Desa Polonia Penuh Kenangan
Desa Polonia menjadi terkenal karena Airport Polonia berada di sana, dan di sekitarnya saat ini telah memiliki gedung dan perumahan, sehingga makin padat penduduknya dan makin modern. Tulisan pendek ini mencoba mengenang kembali keadaan kampung halaman Desa Polonia sekitar 50 tahun yang lalu. Mari sabar sebentar saja untuk simak sejenak.
Desa Polonia terletak di kota Madya Medan, kecamatan Medan Baru. Dulu sebelum disebut Desa Polonia, nama itu terkenal dengan nama Kampung Anggrung; jadi memang mencoba mengenal yang namanya kampung atau desa. Di kampung Polonia era tahun 70-an , penduduknya cukup banyak, sebagian mereka yang etnis Tionghoa berdomisili di sekitar Jalan Ternak, Starban, Pekong , dan beberapanya berpencar hingga ke Jalan Balai Desa, Jalan Polonia, Jalan Monginsidi, Gang A, Gang B, Gang C dan sebagainya.
Tahun 60-an saat itu tidak ada sekolah di kampung itu, itu sebabnya sebagian dari anak-anak umur sekolah banyak yang telat sekolah, atau mereka yang mampu akan menyekolahkan anaknya ke kota. Sekolah yang ada pada waktu itu hanya sekolah AURI kalau tidak salah hanya untuk anak-anak anggota AURI saja. Tepatnya tahun 1970, salah satu team misi dari Gereja Methodist Medan membuka sekolah di sana mulai dari kelas 1 hingga kelas 3 SD. Puji Tuhan sehingga waktu itu anak-anak yang lahir 1960-an sudah mulai boleh mengecap sekolah, walaupun sekolahnya sangat sederhana yang dibangun dari dinding anyaman bambu (maaf saya lupa sebutannya), dan guru-gurunya merupakan volunteer dari gereja.
Tahun 1975 sekolah ini pindah ke Jalan Pekong dan hingga hari ini telah memiliki SMA. Di tahun 1980-an juga berdiri sebuah sekolah swasta lainnya yang bernama Sriwijaya, namun pada tahun 1990-an sekolah ini pindah ke kota daerah lain karena diisukan bahwa seluruh tanah daerah Polonia ini akan diambil kembali oleh pihak Angkatan Udara dan telah dibeli oleh sebuah pihak swasta untuk membangun Villa yang mewah.

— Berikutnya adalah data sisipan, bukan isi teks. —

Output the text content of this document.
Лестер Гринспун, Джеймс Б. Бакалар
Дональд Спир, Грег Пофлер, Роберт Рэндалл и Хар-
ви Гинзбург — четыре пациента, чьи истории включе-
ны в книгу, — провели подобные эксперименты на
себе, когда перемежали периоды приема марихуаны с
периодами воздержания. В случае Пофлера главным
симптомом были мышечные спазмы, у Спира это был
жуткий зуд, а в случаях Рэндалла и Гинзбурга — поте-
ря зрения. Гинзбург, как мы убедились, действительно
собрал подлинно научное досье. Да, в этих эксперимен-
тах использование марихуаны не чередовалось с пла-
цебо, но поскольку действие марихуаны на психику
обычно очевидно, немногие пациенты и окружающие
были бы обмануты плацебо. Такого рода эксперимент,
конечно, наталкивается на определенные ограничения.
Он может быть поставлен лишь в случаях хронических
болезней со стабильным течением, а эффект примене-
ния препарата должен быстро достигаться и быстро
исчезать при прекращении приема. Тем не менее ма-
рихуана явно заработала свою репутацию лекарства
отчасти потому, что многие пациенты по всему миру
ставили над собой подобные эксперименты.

Mengingat kembali berbagai kenangan yang terjadi di kampung halaman tentu ingatan ini bisa saja berbeda dengan pengalaman teman-teman yang lain. Indahnya menjadi anak kampung tentu berbeda dengan anak-anak yang hidup pada masa kini yang sudah begitu individu.
1. Pada jaman itu, jika kita berkunjung ke rumah teman cukup berjalan kaki atau naik sepeda atau naik becak, karena memang jaraknya tidak jauh. Hampir semua penghuni desa ini kita saling kenal satu dengan yang lain. Itu sebabnya beda dengan kondisi sekarang ini, jangannya tetangga yang di lain gang, tetangga sebelah saja belum tentu kita kenal.

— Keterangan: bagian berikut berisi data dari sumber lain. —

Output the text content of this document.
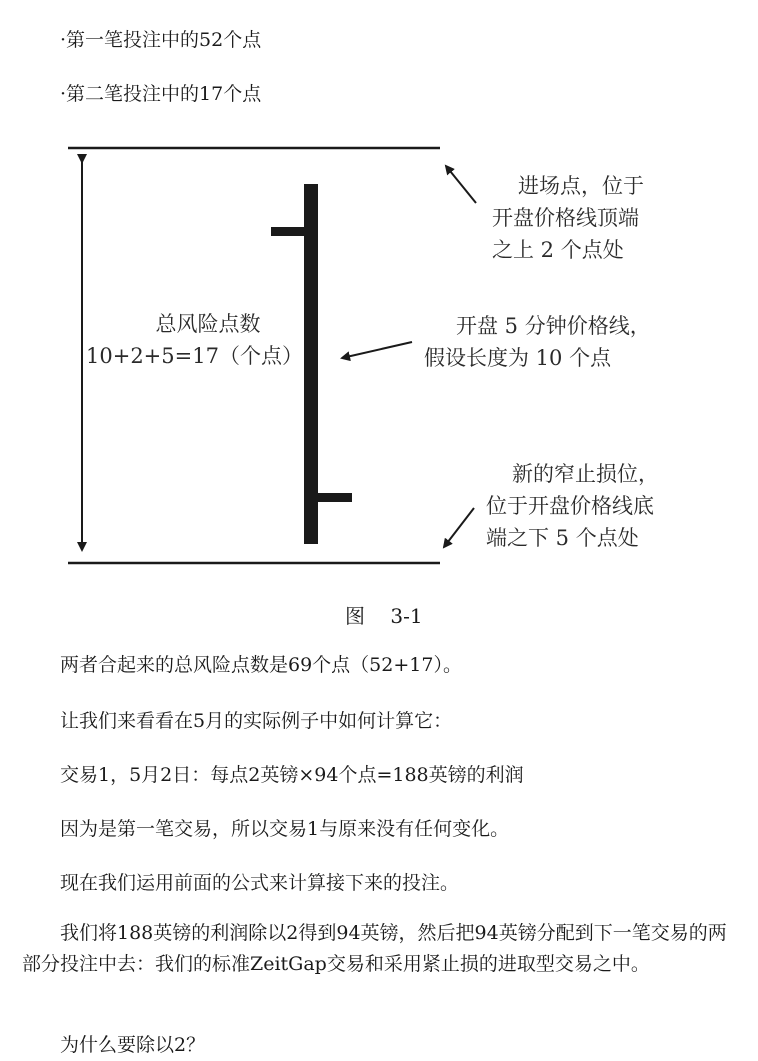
·第一笔投注中的52个点
·第二笔投注中的17个点
总风险点数
10+2+5=17（个点）
进场点，位于
开盘价格线顶端
之上 2 个点处
开盘 5 分钟价格线，
假设长度为 10 个点
新的窄止损位，
位于开盘价格线底
端之下 5 个点处
图    3-1
两者合起来的总风险点数是69个点（52+17）。
让我们来看看在5月的实际例子中如何计算它：
交易1，5月2日：每点2英镑×94个点=188英镑的利润
因为是第一笔交易，所以交易1与原来没有任何变化。
现在我们运用前面的公式来计算接下来的投注。
我们将188英镑的利润除以2得到94英镑，然后把94英镑分配到下一笔交易的两部分投注中去：我们的标准ZeitGap交易和采用紧止损的进取型交易之中。
为什么要除以2？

2. Pada jaman itu bila kita berkunjung ke rumah teman, mainannya mungkin bulu tangkis, basket ball, atau manjat pohon memetik buah jambu, main layangan, main guli (gundu) dan sebagainya. Anak-anak jaman sekarang bila berkunjung ke rumah teman, mainannya laptop, internet, game , Hp Chatting dan sebagainya.
3. Pada jaman itu bila kita menonton, bioskopnya hanya satu, namanya Hirako mungkin masih ada , letaknya di Padang Bulan; jadi dari rumah kita berjalan melewati Titi Gantung yang bergoyang, atau sebelumnya memakai perahu getek yang ditarik dengan tali melewati sungai . Di Padang Bulan itu pula ada Pasar Sore yang biasanya terdapat banyak sayur-mayur dan buah-buahan yang datang langsung dari Brastagi.

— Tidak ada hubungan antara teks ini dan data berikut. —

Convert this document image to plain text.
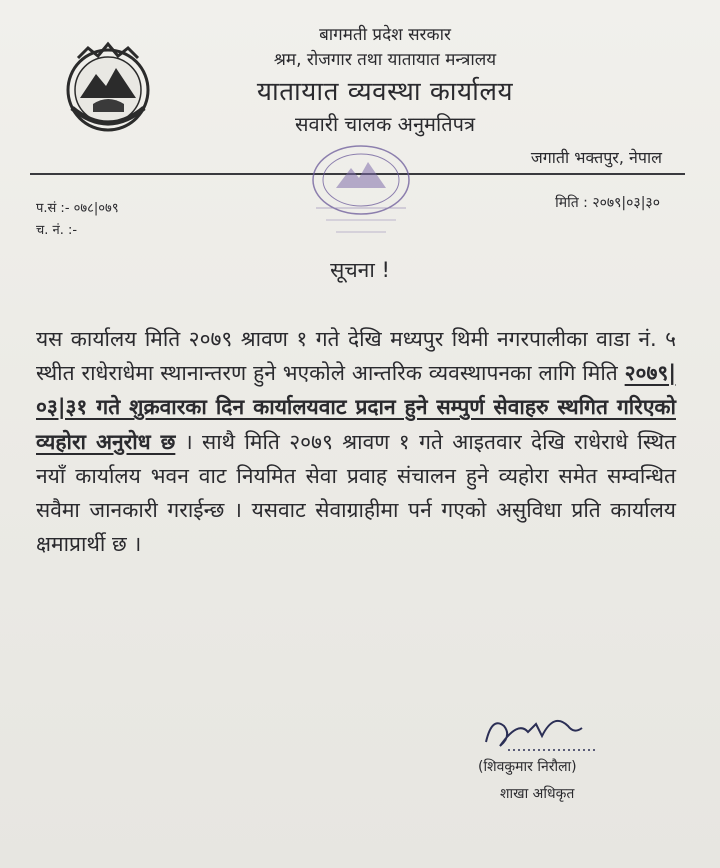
बागमती प्रदेश सरकार
श्रम, रोजगार तथा यातायात मन्त्रालय
यातायात व्यवस्था कार्यालय
सवारी चालक अनुमतिपत्र
जगाती भक्तपुर, नेपाल
प.सं :- ०७८|०७९
च. नं. :-
मिति : २०७९|०३|३०
सूचना !
यस कार्यालय मिति २०७९ श्रावण १ गते देखि मध्यपुर थिमी नगरपालीका वाडा नं. ५ स्थीत राधेराधेमा स्थानान्तरण हुने भएकोले आन्तरिक व्यवस्थापनका लागि मिति २०७९|०३|३१ गते शुक्रवारका दिन कार्यालयवाट प्रदान हुने सम्पुर्ण सेवाहरु स्थगित गरिएको व्यहोरा अनुरोध छ । साथै मिति २०७९ श्रावण १ गते आइतवार देखि राधेराधे स्थित नयाँ कार्यालय भवन वाट नियमित सेवा प्रवाह संचालन हुने व्यहोरा समेत सम्वन्धित सवैमा जानकारी गराईन्छ । यसवाट सेवाग्राहीमा पर्न गएको असुविधा प्रति कार्यालय क्षमाप्रार्थी छ ।
(शिवकुमार निरौला)
शाखा अधिकृत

4. Pada jaman itu bila anak-anak laki bermain mereka suka bermain bola kaki di lapangan Golf yang letaknya di Jalan Polonia, atau bagi wanita mereka juga memiliki permainan lompat karet dan sebagainya. Habis main bola biasanya mereka minum es campur atau es kelapa dan Makan Misop yang berada di Jalan Polonia itu. Anak-anak sekarang sepak bola saja bisa dimainkan via Ipad atau Laptop kompute, lompatan karet jarang kita temui lagi saat ini.
5. Pada Jaman itu bila kami anak-anak sekolah hendak berenang, saya masih ingat kami semua pergi ke kolam Renang Paradiso yang ada di Sisisngamaraja atau ke Kolam Renang di Kampus USU; kadang barang kali sesekali juga boleh main di sungai.